A More Effective Approach: Concentrating on Capital Intensity
Our analysis has unearthed only a marginal positive correlation between life insurers' share buybacks as a percentage of market capitalization and the annualized Total Shareholder Return (TSR) over the past decade, encompassing the majority of the most recent life insurer Initial Public Offerings (IPOs). Furthermore, our examination has identified an even weaker correlation in the past two years between the pace of share buybacks and TSR. This implies that the route to bolstering long-term TSR for life insurers will not primarily hinge on maximizing share repurchases. (It is noteworthy that the absence of a long-term correlation between TSR and share repurchase intensity extends beyond the life insurance sector as well.)
Instead, our analysis underscores the notion that a life insurer's business composition – delineated by its level of capital intensity in relation to earnings contribution – exerts a more discernible influence on long-term share price performance. Specifically, our regression analysis has unveiled an R2 value of 5 percent, signifying a weak correlation between buybacks and TSR.
A capital-light strategy typically revolves around products that entail minimal or no guarantees, encompassing areas such as employee benefits, protection-oriented life insurance, retirement services, and wealth and asset management. Conversely, a capital-intensive strategy places a greater emphasis on products such as universal life, variable annuities with living benefits, or legacy products endowed with robust guarantees. Broadly speaking, our research has indicated that capital-light life insurers tend to outperform the implied share price performance associated with their pace of share buybacks. In contrast, despite several capital-intensive carriers having repurchased shares equivalent to more than 100 percent of their market capitalization over the past decade, life carriers pursuing a capital-intensive strategy generally deliver subpar share price performance.
Several leading life insurers have charted a transformative course for their businesses by divesting from capital-intensive segments and reallocating capital, hitherto supporting these units, into capital-light domains characterized by appealing profit margins and Return on Equity (ROE) profiles. These strategic shifts have garnered recognition from investors, translating into superior TSR as well as an expansion in price-to-book valuation multiples It is worth noting that these insurers have also generated surplus capital, which they have subsequently distributed to shareholders through dividends and buybacks. However, it is abundantly clear that the transformation in strategy, and not the buybacks per se, has been the chief driver of their improved positions.

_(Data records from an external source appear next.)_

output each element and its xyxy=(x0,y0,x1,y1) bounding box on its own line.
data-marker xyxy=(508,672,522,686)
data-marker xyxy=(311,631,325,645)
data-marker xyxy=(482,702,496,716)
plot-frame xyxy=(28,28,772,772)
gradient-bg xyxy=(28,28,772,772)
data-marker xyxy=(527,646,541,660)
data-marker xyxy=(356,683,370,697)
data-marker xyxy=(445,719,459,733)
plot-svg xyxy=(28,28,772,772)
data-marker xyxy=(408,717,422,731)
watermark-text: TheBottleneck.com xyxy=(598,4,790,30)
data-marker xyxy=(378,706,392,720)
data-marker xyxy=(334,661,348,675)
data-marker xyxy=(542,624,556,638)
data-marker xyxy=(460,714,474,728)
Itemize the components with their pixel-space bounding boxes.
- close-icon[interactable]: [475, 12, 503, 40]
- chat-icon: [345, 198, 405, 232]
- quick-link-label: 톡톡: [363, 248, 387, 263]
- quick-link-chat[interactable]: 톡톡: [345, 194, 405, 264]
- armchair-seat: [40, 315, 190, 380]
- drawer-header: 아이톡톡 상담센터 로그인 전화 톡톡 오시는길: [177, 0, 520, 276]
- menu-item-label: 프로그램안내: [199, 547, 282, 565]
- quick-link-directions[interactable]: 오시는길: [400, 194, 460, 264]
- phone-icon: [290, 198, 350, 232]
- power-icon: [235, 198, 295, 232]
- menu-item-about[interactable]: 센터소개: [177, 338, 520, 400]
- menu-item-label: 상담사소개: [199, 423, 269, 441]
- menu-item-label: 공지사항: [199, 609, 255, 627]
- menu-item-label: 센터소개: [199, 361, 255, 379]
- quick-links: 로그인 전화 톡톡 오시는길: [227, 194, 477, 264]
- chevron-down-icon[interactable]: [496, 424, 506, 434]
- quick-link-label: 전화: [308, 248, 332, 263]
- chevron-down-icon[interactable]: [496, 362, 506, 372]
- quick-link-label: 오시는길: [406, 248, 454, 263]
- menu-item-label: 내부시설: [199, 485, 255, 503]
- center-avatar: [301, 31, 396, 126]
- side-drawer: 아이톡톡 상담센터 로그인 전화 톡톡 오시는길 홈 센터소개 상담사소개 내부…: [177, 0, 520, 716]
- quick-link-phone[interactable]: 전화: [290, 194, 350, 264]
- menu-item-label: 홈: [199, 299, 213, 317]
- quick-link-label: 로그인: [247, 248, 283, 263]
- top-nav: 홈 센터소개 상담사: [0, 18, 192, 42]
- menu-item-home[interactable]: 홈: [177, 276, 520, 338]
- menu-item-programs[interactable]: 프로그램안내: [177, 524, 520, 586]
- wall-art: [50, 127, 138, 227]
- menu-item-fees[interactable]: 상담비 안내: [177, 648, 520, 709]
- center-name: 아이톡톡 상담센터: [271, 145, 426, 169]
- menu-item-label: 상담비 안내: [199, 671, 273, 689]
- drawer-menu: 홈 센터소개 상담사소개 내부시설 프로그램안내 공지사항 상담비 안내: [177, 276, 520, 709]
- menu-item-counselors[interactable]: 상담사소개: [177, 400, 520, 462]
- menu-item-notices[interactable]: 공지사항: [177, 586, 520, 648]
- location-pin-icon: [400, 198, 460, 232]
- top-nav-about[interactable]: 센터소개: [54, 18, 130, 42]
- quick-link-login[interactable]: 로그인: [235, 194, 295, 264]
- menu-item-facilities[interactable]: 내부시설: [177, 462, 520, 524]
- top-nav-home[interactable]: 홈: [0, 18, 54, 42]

While returning capital to shareholders remains a predominant capital deployment strategy, it need not be the sole approach. In reality, share buybacks typically represent the least value-enhancing route that insurers can undertake with surplus capital. Intuitively, reinvesting in the business fosters organic growth by allocating capital to ventures that create value. Insurers have also registered successes by judiciously deploying capital in systematic mergers and acquisitions that align with their strategic priorities. These strategies can position an insurer to generate returns on equity that surpass their cost of capital, concurrently propelling top-line growth. The ability to generate such returns, as highlighted in our colleagues' insights in the Global Insurance Report 2023: Reimagining life insurance, assumes paramount importance if life insurers aspire to maintain their dwindling relevance among the global investment community."